JAKARTA, KOMPAS - Sembilan bulan bisa jadi waktu yang terlalu singkat untuk menilai hasil kerja kabinet secara obyektif. Namun, penilaian dalam periode sembilan bulan pemerintahan Jokowi-Kalla ini mulai menegaskan pola apresiasi tertentu yang khas. Apresiasi terhadap kinerja kabinet cenderung lebih rendah daripada apresiasi terhadap sosok Presiden-Wakil Presiden.
Berbeda dengan apresiasi yang cukup terjaga dalam sembilan bulan pemerintahan Joko Widodo-Jusuf Kalla, nada yang lebih skeptis terungkap saat menilai kabinet pemerintah.
Ketika menilai pemerintahan secara umum dengan mengikutsertakan Jokowi-Kalla, apresiasi kepuasan mencapai 57 persen responden. Namun, saat pertanyaan dipusatkan pada kinerja Kabinet Kerja, apresiasi publik hanya 46,7 persen. Ketidakpuasan terhadap Kabinet Kerja terutama diutarakan responden berpendidikan menengah hingga tinggi serta pemilih parpol yang berada di luar pemerintahan.
Meski di bawah performa Presiden-Wakil Presiden, kepuasan responden terhadap Kabinet Kerja lebih tinggi ketimbang era Presiden sebelumnya. Tingkat ketidakpuasan pada penilaian sembilan bulan periode I dan II pemerintahan Susilo Bambang Yudhoyono mencapai 55,7 persen dan 56,6 persen.
Penilaian Kabinet Kerja yang saat ini masih terhitung seimbang itu menyiratkan peluang sekaligus tantangan. Di satu sisi, kabinet masih punya modal sosial yang cukup besar untuk memperbaiki program-program pembangunan dan layanan publik; tetapi juga menyimpan dorongan bagi pergantian menteri (reshuffle) yang dinilai kurang kapabel.
Namun, apakah perlu dilakukan reshuffle menteri? Pada April 2015, dua dari lima responden menyatakan tidak. Satu dari empat responden lainnya belum memberikan pendapat. Pada Juli 2015, ada pengurangan jumlah responden yang menolak berpendapat. Proporsi responden yang menolak perombakan kabinet masih sama. Namun, ada peningkatan suara pendukung pergantian menteri.
Persetujuan terhadap wacana perombakan kabinet lebih banyak datang dari pemilih parpol yang tergabung dalam Koalisi Merah Putih (KMP). Sebagian responden pendukung KMP yang pada survei April 2015 menolak reshuffle berubah pendapat menjadi setuju. Respons pemilih parpol anggota Koalisi Indonesia Hebat (KIH) cenderung menolak perombakan Kabinet Kerja. Apatisme ditunjukkan oleh responden yang belum menentukan pilihan parpol.

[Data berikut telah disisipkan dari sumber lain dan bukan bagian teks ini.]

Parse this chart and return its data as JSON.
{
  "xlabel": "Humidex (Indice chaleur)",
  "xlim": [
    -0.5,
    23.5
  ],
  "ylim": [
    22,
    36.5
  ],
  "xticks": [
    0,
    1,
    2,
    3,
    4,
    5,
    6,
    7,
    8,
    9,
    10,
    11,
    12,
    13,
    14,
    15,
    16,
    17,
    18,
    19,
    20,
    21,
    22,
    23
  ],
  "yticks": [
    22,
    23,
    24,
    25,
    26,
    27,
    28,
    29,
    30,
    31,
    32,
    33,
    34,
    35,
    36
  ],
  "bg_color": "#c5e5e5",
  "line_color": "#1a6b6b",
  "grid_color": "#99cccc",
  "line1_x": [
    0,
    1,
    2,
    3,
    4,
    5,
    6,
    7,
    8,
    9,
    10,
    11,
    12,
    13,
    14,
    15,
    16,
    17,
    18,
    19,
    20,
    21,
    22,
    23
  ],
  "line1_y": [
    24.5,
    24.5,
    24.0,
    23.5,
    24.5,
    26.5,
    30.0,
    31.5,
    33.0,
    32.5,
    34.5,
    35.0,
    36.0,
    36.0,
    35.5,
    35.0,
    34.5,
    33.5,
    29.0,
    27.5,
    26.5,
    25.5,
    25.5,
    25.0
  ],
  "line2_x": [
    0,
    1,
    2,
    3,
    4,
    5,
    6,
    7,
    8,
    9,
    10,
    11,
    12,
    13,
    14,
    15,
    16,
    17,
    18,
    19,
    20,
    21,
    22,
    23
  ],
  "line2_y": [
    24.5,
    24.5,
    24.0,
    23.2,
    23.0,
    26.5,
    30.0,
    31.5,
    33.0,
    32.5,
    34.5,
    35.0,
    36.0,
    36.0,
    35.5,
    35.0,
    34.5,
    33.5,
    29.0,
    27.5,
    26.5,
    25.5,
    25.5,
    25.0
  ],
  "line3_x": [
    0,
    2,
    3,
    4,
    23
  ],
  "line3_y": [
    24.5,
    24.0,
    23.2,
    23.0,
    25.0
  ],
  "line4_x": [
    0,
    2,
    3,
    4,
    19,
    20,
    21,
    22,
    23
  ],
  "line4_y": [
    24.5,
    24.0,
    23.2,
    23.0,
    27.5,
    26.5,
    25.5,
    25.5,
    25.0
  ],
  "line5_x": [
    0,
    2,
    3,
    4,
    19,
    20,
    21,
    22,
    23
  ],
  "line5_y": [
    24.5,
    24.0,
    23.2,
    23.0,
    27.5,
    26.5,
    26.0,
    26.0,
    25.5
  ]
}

Semakin tinggi pendidikan responden, dukungan untuk merombak kabinet makin besar. Responden akar rumput yang pada tiga bulan sebelumnya tidak berpendapat sebagian besar memilih untuk menolak perombakan kabinet pada Juli 2015. Uniknya, pada responden kelas menengah berpendidikan tinggi, persentase keengganan untuk mengungkapkan opini kini meningkat dibanding April 2015.
Persoalan masyarakat
Kelas sosial ekonomi masyarakat sangat memengaruhi persepsi atas persoalan di masyarakat. Masalah perut, menurut publik, selalu bertengger di posisi teratas dalam daftar permasalahan bangsa paling mendesak untuk diselesaikan pemerintah. Publik sesungguhnya mengakui usaha pemerintah untuk menjaga perekonomian Indonesia. Ini terlihat dari peningkatan kepuasan terhadap kinerja pemerintah di bidang tersebut.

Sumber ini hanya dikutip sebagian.